Enfance salentine 5. Fêtes patronales

di Gianluca Virgilio

Quelques jours après la fin de l’année scolaire, une équipe d’hommes étrangers à la ville érigeait dans tout le centre une forêt de poteaux de bois réunis par un lacis très dense de fils de fer fixés au faîte des maisons les plus hautes, destiné à soutenir le poids du dispositif des illuminations de la toute proche fête des Saints Patrons Pierre et Paul. Entre-temps, une autre équipe d’ouvriers, selon toute probabilité des gens d’ici, procédait à la fermeture hermétique de la villa piccola,c’est-à-dire des jardins de la place Fortunato Cesari – les interdisant de fait aux enfants – avec une palissade digne des meilleurs fortins du Far West, comme il m’est arrivé d’en voir dans les dessins de Zagor ou du Commandant Mark. Enfin, la villa de la gare, qui durant toute l’année avait somnolé en raison du rare trafic ferroviaire et de sa position périphérique par rapport au centre-ville, reprenait vie car c’était l’espace que les autorités municipales destinait au luna park que nous appelions communément les manèges.

Nous les enfants, qui pendant toute l’année, avant et après les heures de classe, et puis encore au cours des après-midi d’hiver et des soirées de la belle saison, occupions les jardins de la villa piccola, notre habituel terrain de jeux, quand débutaient les travaux de la palissade, nous nous voyions privés du seul lieu que les adultes semblaient avoir mis à notre disposition ; nous étions repoussés chacun dans notre rue, où nous aurions pu refaire les mêmes jeux, disposant seulement d’un espace plus restreint. En réalité, nous avions mieux à faire ; nous allions suivre toutes les phases de la préparation de la grande fête, nous déplaçant continuellement à bicyclette d’une place à l’autre de la ville, attirés par le moindre événement, naturellement avec une préférence particulière pour la place des manèges.

Le bâtiment scolaire de la place Fortunato Cesari abritait la foire commerciale, dite la foire. La palissade construite tout autour permettait d’augmenter considérablement les espaces d’exposition, auxquels on ne pourrait accéder qu’en payant le billet d’entrée. Il n’y avait aucun espoir de sauter par-dessus la clôture, car elle mesurait plus de trois mètres de hauteur et un adulte était toujours là à faire sa ronde, prêt à morigéner les gamins les plus impertinents qui faisaient mine de vouloir l’escalader. Parmi nous, pourtant, courait la rumeur qu’un plus rusé que les autres était parvenu à entrer sans payer en franchissant la palissade grâce à l’aide de deux acolytes qui lui avaient fait la courte échelle avec les mains et les épaules. Le fait est que nous devions pour la plupart nous contenter d’épier à travers les trous qui se trouvaient parfois dans les planches, soit à cause d’un défaut de fabrication, soit à la suite d’une détérioration naturelle du bois. On voyait bien peu, mais assez pour susciter le désir d’entrer dans la foire en payant régulièrement son billet.

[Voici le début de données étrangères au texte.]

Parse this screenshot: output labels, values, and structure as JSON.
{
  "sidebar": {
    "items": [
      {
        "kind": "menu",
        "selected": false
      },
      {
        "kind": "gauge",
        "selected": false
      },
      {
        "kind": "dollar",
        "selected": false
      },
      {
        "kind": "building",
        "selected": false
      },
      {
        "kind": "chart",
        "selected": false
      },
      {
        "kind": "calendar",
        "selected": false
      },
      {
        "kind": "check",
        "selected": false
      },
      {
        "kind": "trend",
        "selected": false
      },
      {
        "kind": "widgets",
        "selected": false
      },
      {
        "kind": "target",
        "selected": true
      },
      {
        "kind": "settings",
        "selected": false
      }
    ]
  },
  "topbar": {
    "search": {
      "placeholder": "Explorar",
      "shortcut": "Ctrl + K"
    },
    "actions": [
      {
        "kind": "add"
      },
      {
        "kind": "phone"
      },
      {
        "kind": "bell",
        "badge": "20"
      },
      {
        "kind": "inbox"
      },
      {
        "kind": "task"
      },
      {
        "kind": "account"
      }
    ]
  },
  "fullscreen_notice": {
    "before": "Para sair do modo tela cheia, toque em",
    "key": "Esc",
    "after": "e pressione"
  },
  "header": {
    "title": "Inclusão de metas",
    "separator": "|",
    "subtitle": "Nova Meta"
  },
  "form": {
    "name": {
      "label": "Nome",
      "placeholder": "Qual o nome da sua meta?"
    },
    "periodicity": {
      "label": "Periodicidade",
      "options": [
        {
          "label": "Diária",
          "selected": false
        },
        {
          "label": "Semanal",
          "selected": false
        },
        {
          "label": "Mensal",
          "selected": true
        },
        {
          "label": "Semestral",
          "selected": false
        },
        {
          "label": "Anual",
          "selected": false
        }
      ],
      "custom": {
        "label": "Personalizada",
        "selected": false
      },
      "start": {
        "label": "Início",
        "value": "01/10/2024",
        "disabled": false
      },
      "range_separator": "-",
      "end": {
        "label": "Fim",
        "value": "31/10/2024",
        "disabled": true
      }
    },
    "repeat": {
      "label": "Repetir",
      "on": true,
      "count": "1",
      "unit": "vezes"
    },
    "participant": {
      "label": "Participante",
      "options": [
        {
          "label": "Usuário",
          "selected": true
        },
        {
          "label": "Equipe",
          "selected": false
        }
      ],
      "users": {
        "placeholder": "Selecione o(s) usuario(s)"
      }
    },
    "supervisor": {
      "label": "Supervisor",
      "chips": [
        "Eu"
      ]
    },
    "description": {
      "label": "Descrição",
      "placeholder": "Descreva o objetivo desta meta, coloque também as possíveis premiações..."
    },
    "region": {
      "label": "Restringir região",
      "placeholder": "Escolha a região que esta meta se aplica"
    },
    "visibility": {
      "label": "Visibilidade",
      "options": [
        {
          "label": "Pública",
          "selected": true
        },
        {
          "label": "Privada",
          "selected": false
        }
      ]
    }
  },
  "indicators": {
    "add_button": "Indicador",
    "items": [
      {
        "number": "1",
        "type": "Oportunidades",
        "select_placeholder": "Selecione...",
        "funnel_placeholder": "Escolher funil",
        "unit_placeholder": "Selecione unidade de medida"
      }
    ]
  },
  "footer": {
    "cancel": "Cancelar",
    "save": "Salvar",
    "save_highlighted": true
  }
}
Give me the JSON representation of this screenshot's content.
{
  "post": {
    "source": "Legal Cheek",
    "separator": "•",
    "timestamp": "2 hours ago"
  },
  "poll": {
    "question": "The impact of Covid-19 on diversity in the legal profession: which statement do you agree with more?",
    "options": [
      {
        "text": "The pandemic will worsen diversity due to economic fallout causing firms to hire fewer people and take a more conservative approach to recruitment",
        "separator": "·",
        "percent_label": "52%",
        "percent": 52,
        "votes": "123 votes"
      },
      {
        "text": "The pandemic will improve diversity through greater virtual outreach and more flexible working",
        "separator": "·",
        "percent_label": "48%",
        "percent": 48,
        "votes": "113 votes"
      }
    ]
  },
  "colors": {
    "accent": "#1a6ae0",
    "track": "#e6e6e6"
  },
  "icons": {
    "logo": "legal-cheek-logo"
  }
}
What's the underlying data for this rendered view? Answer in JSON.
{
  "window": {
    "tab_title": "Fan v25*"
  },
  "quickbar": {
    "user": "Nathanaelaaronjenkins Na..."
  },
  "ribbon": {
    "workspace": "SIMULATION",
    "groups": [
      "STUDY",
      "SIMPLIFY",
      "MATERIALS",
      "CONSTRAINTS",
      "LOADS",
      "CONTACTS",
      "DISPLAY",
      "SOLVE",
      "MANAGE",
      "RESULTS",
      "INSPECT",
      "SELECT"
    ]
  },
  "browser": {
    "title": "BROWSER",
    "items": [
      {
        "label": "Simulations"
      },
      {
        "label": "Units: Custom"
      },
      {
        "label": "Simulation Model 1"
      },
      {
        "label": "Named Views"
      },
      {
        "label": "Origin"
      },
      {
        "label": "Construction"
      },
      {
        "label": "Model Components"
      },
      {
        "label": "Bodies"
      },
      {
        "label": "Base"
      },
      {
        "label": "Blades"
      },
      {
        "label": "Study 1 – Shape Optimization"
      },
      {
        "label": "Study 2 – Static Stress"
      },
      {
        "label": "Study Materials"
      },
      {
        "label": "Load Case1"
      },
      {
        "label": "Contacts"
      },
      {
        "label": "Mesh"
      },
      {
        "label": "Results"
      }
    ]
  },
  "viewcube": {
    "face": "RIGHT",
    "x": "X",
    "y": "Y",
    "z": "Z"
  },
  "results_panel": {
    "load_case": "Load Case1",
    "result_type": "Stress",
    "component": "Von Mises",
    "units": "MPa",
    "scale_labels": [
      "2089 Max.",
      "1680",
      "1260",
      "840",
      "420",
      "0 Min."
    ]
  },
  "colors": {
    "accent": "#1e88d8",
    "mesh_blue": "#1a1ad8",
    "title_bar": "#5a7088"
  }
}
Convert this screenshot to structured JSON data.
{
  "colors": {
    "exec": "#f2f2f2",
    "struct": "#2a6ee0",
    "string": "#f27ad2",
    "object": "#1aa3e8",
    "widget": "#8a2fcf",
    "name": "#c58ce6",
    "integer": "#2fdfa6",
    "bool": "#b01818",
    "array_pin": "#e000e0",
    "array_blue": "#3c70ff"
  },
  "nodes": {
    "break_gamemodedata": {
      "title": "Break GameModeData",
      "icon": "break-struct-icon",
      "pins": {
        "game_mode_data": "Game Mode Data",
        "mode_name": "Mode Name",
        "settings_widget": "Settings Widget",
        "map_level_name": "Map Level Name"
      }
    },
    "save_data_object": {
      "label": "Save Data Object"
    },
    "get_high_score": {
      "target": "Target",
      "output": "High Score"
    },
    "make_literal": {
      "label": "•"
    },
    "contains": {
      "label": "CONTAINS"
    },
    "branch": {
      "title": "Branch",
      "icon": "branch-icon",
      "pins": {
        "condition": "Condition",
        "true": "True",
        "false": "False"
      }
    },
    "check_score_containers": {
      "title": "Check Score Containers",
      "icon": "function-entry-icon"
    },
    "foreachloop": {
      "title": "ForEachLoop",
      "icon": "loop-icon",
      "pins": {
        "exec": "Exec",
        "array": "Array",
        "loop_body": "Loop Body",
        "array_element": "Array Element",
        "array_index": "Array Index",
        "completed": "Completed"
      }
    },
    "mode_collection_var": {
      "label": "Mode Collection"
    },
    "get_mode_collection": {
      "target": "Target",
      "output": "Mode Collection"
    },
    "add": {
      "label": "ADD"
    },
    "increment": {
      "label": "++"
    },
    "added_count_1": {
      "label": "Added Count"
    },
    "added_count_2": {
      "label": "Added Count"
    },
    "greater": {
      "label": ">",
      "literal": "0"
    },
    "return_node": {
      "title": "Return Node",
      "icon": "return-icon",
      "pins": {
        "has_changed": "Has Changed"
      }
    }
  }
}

En attendant, après l’abandon des jeux habituels pendant quelques jours, lors de mes tours à bicyclette dans le centre-ville, je prenais plaisir à observer les ouvriers bruyants, en sueur, torse nu, déjà brunis par le soleil, en train de tisser comme des araignées la grande toile à laquelle ils fixeraient les lampes, ils s’aventuraient sur des échelles hautes comme des vergues de navires, échelles mobiles dotées de roues sur lesquelles ils se déplaçaient rapidement d’un côté à l’autre de la place tels des acrobates de cirque, mis en mouvement par des clowns qui, au sol, les dirigeaient  vers la droite ou la gauche suivant les impératifs du travail. Tout devait être prêt pour le 28 juin, veille de la Saint Pierre, quand on procédait aux illuminations, donnant le coup d’envoi de la fête qui allait durer trois jours.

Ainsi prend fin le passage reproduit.